WURA extended this analytical approach to clinical settings, and from there into other types of work—including the hopelessly computer-afflicted work I get involved in. To call the products of labor “work units” (WU) upon which one performs a similar routing analysis (RA) is a long walk to get to the WURA acronym. My experience has been that some people have heard of PQR, and others WURA, and the happiest people have heard of neither. So I mention both acronyms and their relationship.

When you might use it

Whatever you call it—or even if you don’t call it anything, but just do it—WURA is a great fit for low-batch, moderate complexity, highly variable work. If I hear something like “we don’t have a process” or “every <instance> is different” I start to wonder if WURA might be a good format to start building into.

A few instances where I have used it

How to run WURA

Note: click or tap an image to see it full-width, and flip through all images from there.

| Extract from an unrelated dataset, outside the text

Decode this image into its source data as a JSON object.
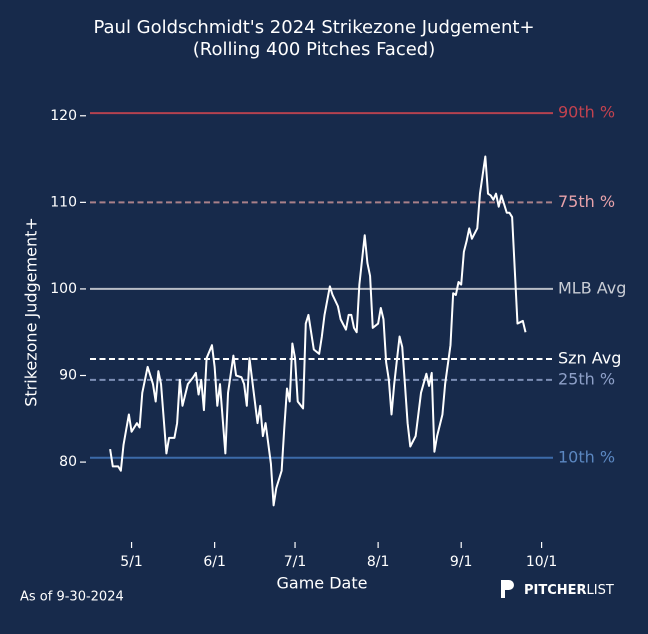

Describe a single scenario

First, document a single scenario in a single row in a data table. Major process steps are numbered 1-6 and each given a short but descriptive name. Easiest way is to follow a single “work unit” around and see what people do. Go to the place of work, job shadow, all that. Don’t get into exceptions handling or alternate scenarios (these will get their own rows later).

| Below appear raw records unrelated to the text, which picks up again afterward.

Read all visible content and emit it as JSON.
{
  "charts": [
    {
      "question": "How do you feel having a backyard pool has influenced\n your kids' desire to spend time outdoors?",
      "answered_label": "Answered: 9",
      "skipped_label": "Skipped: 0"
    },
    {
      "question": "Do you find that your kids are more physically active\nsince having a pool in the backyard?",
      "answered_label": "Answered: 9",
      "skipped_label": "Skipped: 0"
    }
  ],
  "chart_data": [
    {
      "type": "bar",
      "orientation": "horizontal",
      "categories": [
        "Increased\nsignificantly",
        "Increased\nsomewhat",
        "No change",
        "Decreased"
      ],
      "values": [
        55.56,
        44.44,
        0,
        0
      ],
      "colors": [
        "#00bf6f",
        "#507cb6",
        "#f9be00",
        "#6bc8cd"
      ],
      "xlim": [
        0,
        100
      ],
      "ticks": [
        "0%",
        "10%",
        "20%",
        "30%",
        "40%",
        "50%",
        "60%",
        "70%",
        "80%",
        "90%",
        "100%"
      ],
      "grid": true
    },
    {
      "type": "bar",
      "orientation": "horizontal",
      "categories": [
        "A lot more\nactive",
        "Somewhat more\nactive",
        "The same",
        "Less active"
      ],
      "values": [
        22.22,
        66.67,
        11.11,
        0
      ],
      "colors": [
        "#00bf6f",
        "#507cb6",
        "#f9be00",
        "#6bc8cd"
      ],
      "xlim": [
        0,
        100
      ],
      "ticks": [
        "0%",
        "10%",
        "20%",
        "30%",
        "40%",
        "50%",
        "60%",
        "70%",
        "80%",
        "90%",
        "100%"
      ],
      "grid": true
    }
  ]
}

Any methods encountered elsewhere for identifying process steps will work here. Look for transitions, hand-offs, notifications, etc.

Document additional scenarios

Next, document as many additional scenarios as you encounter, using the same format. Number process steps in sequence. Add new process steps as you see them. This list is totally unordered at this point. Keep adding exhaustively.

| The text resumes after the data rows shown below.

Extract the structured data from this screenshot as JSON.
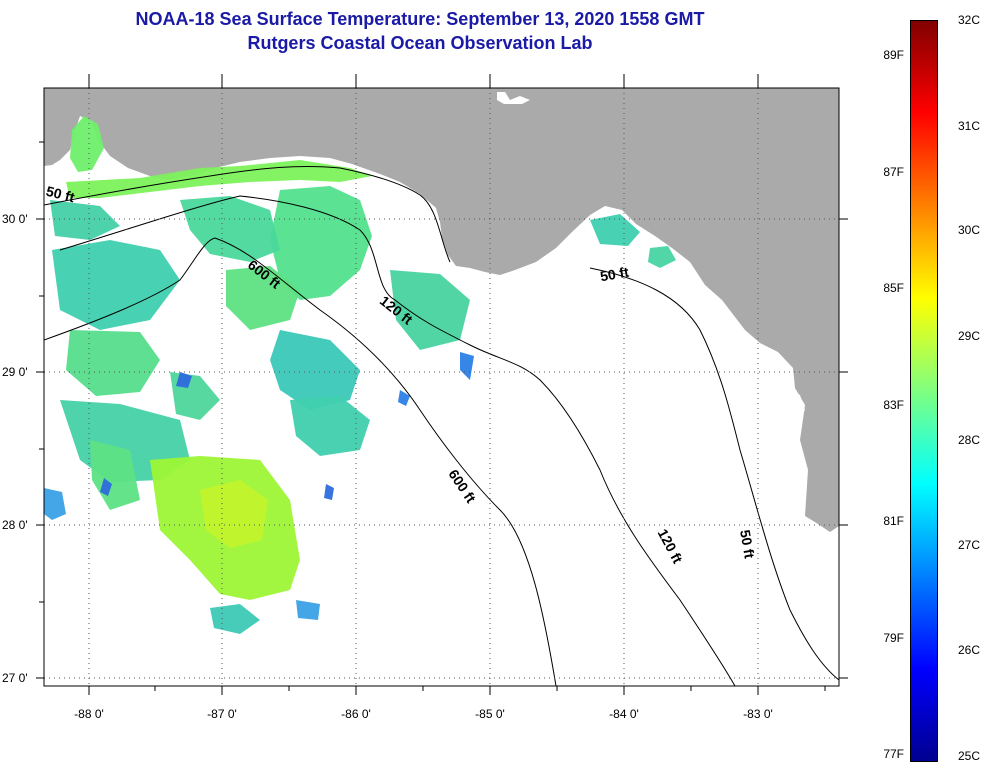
{
  "header": {
    "title": "NOAA-18 Sea Surface Temperature:  September 13, 2020 1558 GMT",
    "subtitle": "Rutgers Coastal Ocean Observation Lab"
  },
  "map": {
    "lat_labels": [
      "30 0'",
      "29 0'",
      "28 0'",
      "27 0'"
    ],
    "lon_labels": [
      "-88 0'",
      "-87 0'",
      "-86 0'",
      "-85 0'",
      "-84 0'",
      "-83 0'"
    ],
    "contour_labels": [
      "50 ft",
      "600 ft",
      "120 ft",
      "50 ft",
      "600 ft",
      "120 ft",
      "50 ft"
    ],
    "colors": {
      "land": "#aaaaaa",
      "ocean_nodata": "#ffffff",
      "grid": "#555555",
      "title": "#1a1aa6"
    }
  },
  "colorbar": {
    "fahrenheit_labels": [
      "89F",
      "87F",
      "85F",
      "83F",
      "81F",
      "79F",
      "77F"
    ],
    "celsius_labels": [
      "32C",
      "31C",
      "30C",
      "29C",
      "28C",
      "27C",
      "26C",
      "25C"
    ],
    "colormap": "jet",
    "range_c": [
      25,
      32
    ]
  }
}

Exceptions, special cases, rush jobs, undisussables—each get their own row.

Seek to keep process steps at approximately the same level of detail. It is also OK to split, combine, and rearrange in order to match what is actually happening out there.

Annotate with frequency & quality data

At some point you will exhaust scenarios people can show you or that can be observed. They may say that “every <instance> is different” but the finite length of this scenarios list indicates otherwise, at least when viewed from a certain level of abstraction.

To the extent possible, annotate the list with a few data points for each scenario. What’s important to measure? Use your best judgement, tempered by availability of data. Good starting points are those shown here:

Initial analysis—what do scenarios have in common?

Sort and slice. In this example, about half of the scenarios (and a majority of the overall volume) begin with the same process step (“Lorem ipsum…”). Extend that to also include the “Sed vehicula” process step and you’ve identified where most work starts, even though “we don’t have a process”, etc.

You might also notice a little set of three process steps, highlighted below, that are a feature of several scenarios. What might these have in common? What’s the case for scenarios relying on one or two, but not all three, of these process steps?

Lines of questioning like this can help you notice possibilities for simplifying or standardizing work in beneficial ways.

Initial analysis—clean up outliers

Another very quick analysis is to look for the true outliers. The highlighted process steps below appear only in a handful of scenarios, and only one of those scenarios (“Sed non erat…”) arises at a decent frequency. These process steps might be eliminated entirely, possibly even by adjusting or removing the scenarios they are a part of.

Anything that can be removed entirely is a treasure.